Koch mischt KI-Prognose mit Bauchgefühl
Allerdings speist Mössinger auch eigenen Wissen mit in die Analyse der KI ein. Denn im Gegensatz zu ihr weiß er, dass Maschinenbauer auf Kurzarbeit umgestellt hat und deshalb weniger Beschäftigte heute arbeiten. Manchmal wisse auch nur er, wann die Azubis in der Berufsschule seien. In solchen Fällen korrigiert er die KI-Prognose leicht nach oben oder unten - in diesem Fall auf 50 Schnitzel, 25 Cannelloni und neun Rührei. Das KI-Start-up "Delicious Data" weist darauf hin, dass die KI dies rein technisch auch alles wissen könnte - doch es gebe Grenzen, beispielsweise durch den Datenschutz.
In Tübingen wird in der Kantine der Uniklinik ein kochender Roboter eingesetzt. Das geschieht zwar vor allem als Reaktion auf den Fachkräftemangel und damit das Pflegepersonal auch nachts versorgt ist - damit wird aber gleichzeitig auch zielgenau gekocht, und es findet keine Lebensmittelverschwendung statt:
150 Mahlzeiten pro Stunde Uniklinik Tübingen: Kochender Roboter gegen den Fachkräftemangel
Im Uniklinik Tübingen schwingt ein Roboter den Kochlöffel. Erst für Mitarbeiter, dann für Patienten. Ein Konzept, das dem Fachkräftemangel entgegenwirken soll. Wie schmeckt's?

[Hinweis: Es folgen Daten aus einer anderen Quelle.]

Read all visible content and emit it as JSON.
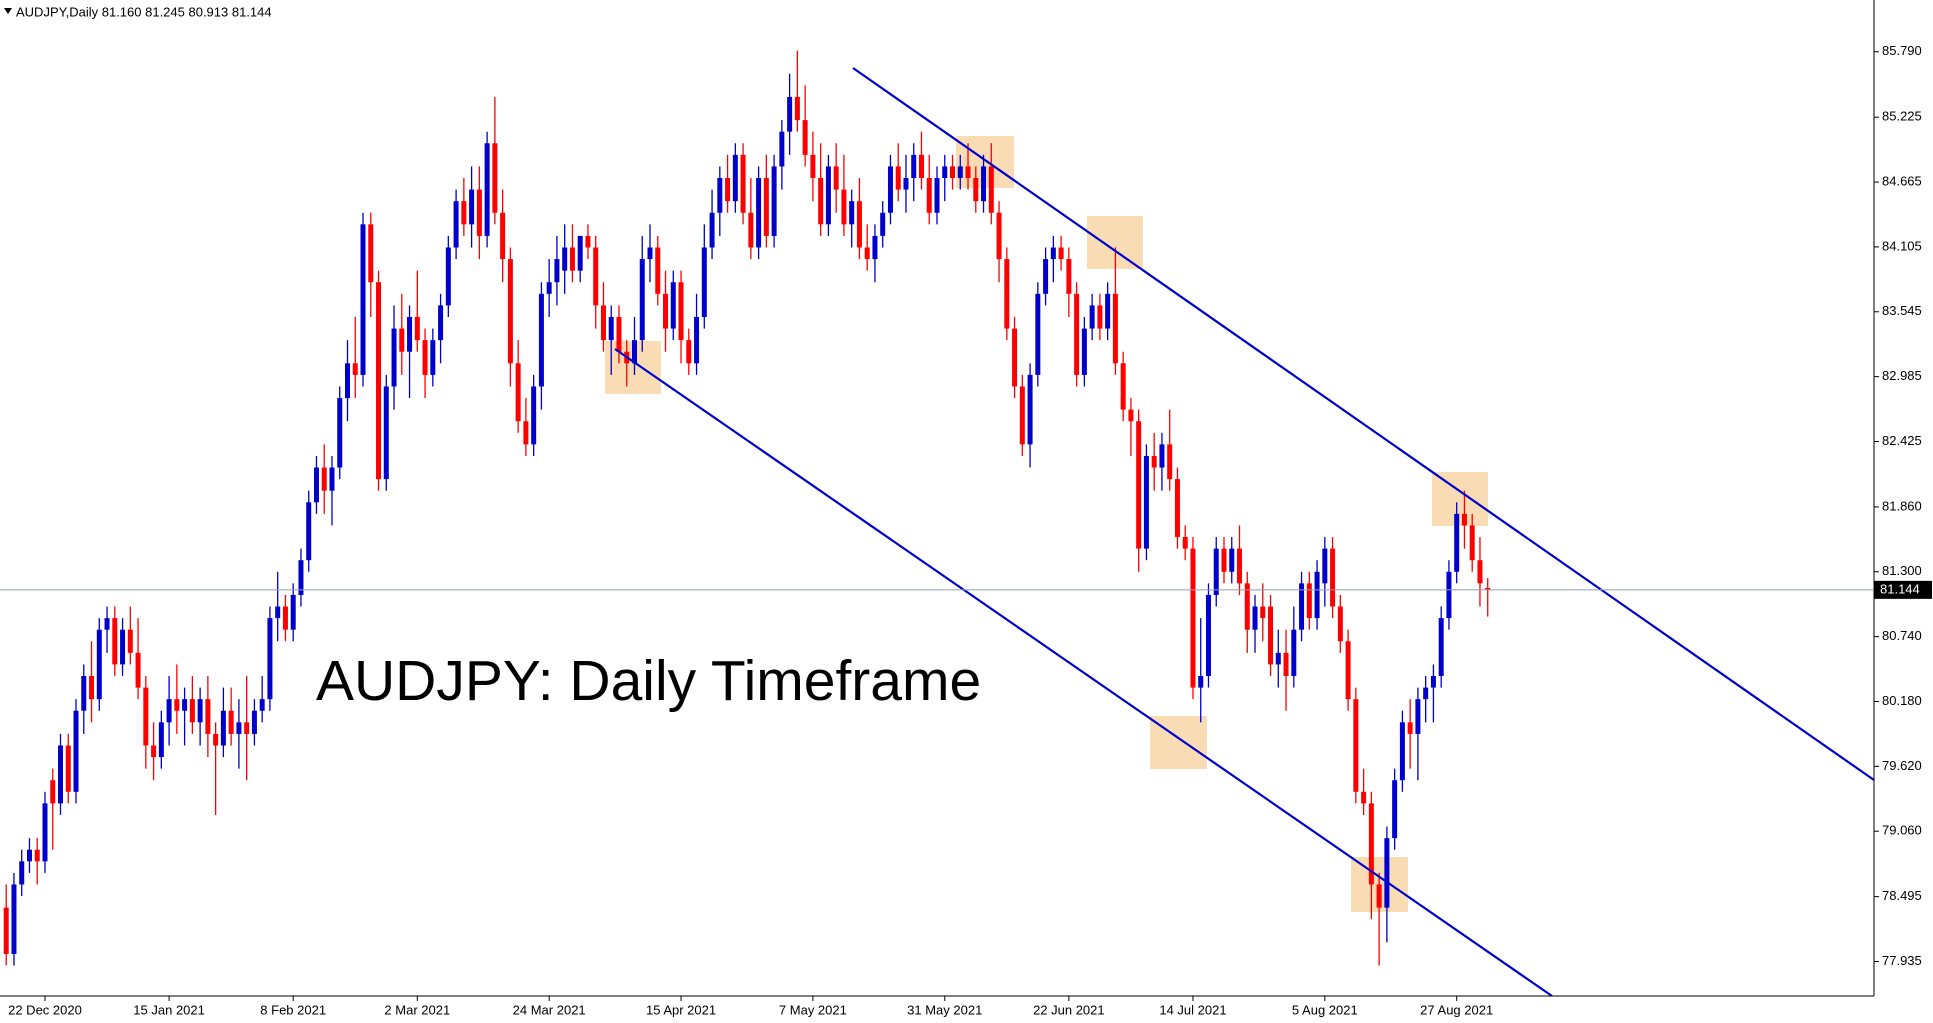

Lebensmittelabfälle werden "doppelt" eingespart
Durch die genauen Prognosen müssen einerseits weniger zubereitete Mahlzeiten weggeschmissen werden. Andererseits fallen auch in der Küche beim Zubereiten weniger Lebensmittelabfälle an, weil insgesamt passgenauer gekocht wird. An diesem Tag beträgt die Menge der Küchenabfälle lediglich 1,5 Kilogramm - für alle Mahlzeiten.
Zur Wahrheit gehört hier aber auch, dass diese nur bei der Beilage Ratatouille angefallen sind. Denn bei allen anderen Speisen wurden die Zutaten bereits geschnitten angeliefert - oder es entstehen keine Abfälle wie beispielsweise beim Blattspinat, der zum Rührei serviert wird.

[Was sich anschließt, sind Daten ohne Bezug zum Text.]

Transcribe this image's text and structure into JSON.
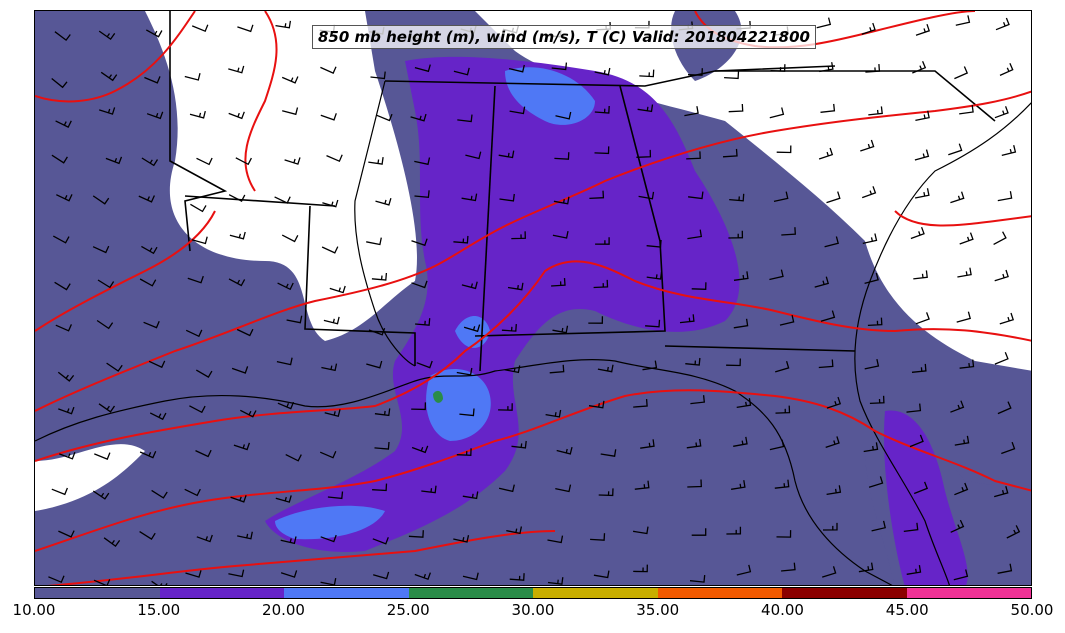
{
  "title": "850 mb height (m), wind (m/s), T (C) Valid: 201804221800",
  "colorbar": {
    "labels": [
      "10.00",
      "15.00",
      "20.00",
      "25.00",
      "30.00",
      "35.00",
      "40.00",
      "45.00",
      "50.00"
    ],
    "colors": [
      "#575796",
      "#6624c8",
      "#4f78f5",
      "#2a8c48",
      "#c8ae00",
      "#f25a00",
      "#8b0000",
      "#f03296"
    ]
  },
  "colors": {
    "fill_light": "#575796",
    "fill_mid": "#6624c8",
    "fill_high": "#4f78f5",
    "fill_peak": "#2a8c48",
    "contour": "#e81010",
    "borders": "#000000"
  }
}
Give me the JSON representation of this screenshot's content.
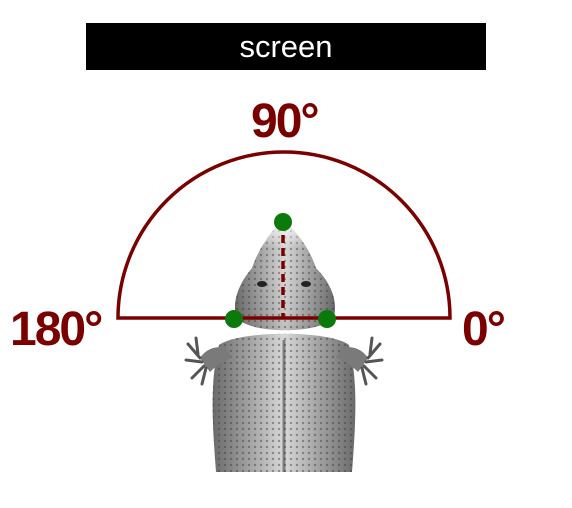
{
  "screen": {
    "label": "screen",
    "background": "#000000",
    "text_color": "#ffffff"
  },
  "angles": {
    "top": "90°",
    "left": "180°",
    "right": "0°"
  },
  "colors": {
    "arc": "#7a0000",
    "label": "#7a0000",
    "marker": "#0b7a0b",
    "animal": "#8a8a8a"
  },
  "figure": {
    "subject_icon": "bearded-dragon-top-view-icon",
    "marker_count": 3
  }
}
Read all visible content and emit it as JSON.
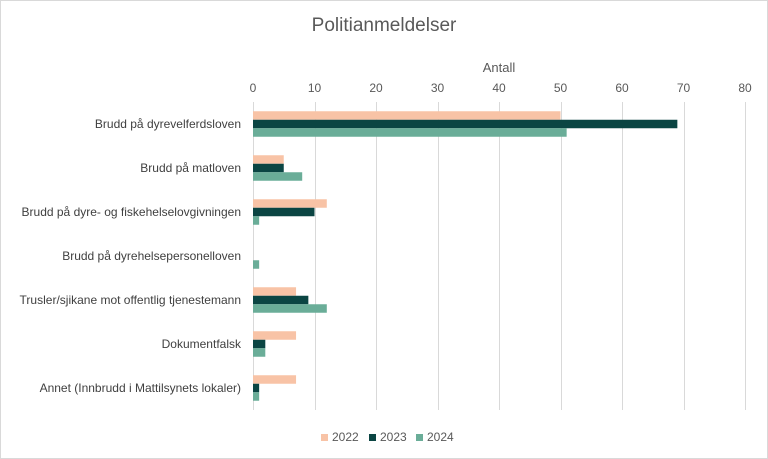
{
  "chart_data": {
    "type": "bar",
    "orientation": "horizontal",
    "title": "Politianmeldelser",
    "xlabel": "Antall",
    "xlim": [
      0,
      80
    ],
    "xticks": [
      0,
      10,
      20,
      30,
      40,
      50,
      60,
      70,
      80
    ],
    "grid": true,
    "legend_position": "bottom",
    "categories": [
      "Brudd på dyrevelferdsloven",
      "Brudd på matloven",
      "Brudd på dyre- og fiskehelselovgivningen",
      "Brudd på dyrehelsepersonelloven",
      "Trusler/sjikane mot offentlig tjenestemann",
      "Dokumentfalsk",
      "Annet (Innbrudd i Mattilsynets lokaler)"
    ],
    "series": [
      {
        "name": "2022",
        "color": "#f8c3a6",
        "values": [
          50,
          5,
          12,
          0,
          7,
          7,
          7
        ]
      },
      {
        "name": "2023",
        "color": "#0b4543",
        "values": [
          69,
          5,
          10,
          0,
          9,
          2,
          1
        ]
      },
      {
        "name": "2024",
        "color": "#6aad98",
        "values": [
          51,
          8,
          1,
          1,
          12,
          2,
          1
        ]
      }
    ]
  }
}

Apetito Catering will die Software auf alle Standorte ausweiten
Betrieben werden die Kantinen des Maschinenbauers INDEX von Apetito Catering. Gebietsleiter Georg Hitzler ist von der KI überzeugt. Sie wird bereits in 125 Kantinen genutzt, die das Unternehmen betreibt. Und Ziel sei es, alle Kantinen mit der Software zu erschließen, sagt Hitzler.
Denn eins stellen er und sein Betriebsleiter Mössinger fest: Die KI werde im Laufe der Zeit immer besser und immer genauer. Denn je häufiger ein Essen verkauft wird, je mehr Daten sie bekomme, desto besser seien die Prognosen.

An den beiden Standorten Deizisau und Esslingen wurden somit im Jahr 2024 insgesamt 2.008 Mahlzeiten nicht "umsonst" gekocht. Dadurch wurden laut "Delicious Data" 2.500 Kilogramm CO2-Emissionen und 3,7 Millionen Liter Trinkwasser eingespart. Bei Apetito Catering ersetzt die KI übrigens keinen Arbeitsplatz:
Die KI kann ja nicht kochen. Die KI ist einfach ein unterstützendes Tool für uns.
KI und Koch liegen mit gemeinsamer Prognose sehr gut
Das Startup will sich derweil vergrößern. "Wir entwickeln uns gerade von einer reinen Prognose-Lösung zu einer Plattform", erzählt Valentin Belser. Die Firma will ihren Kundinnen und Kunden noch mehr bieten und ihnen etwa auch bei der Personaleinsatzplanung helfen.
Nach dem Mittagessen zeigt sich an diesem Tag: Die "Misch-Prognose" mit sowohl den Daten der KI als auch dem Wissen des Betriebsleiters kam der Wirklichkeit am nächsten. So wurden beispielsweise 48 Portionen Schnitzel verkauft, prognostiziert waren 50. Bei Cannelloni lagen Schätzung und Ergebnis um eine verkaufte Portion auseinander und bei Rührei lag die Differenz bei zwei Portionen.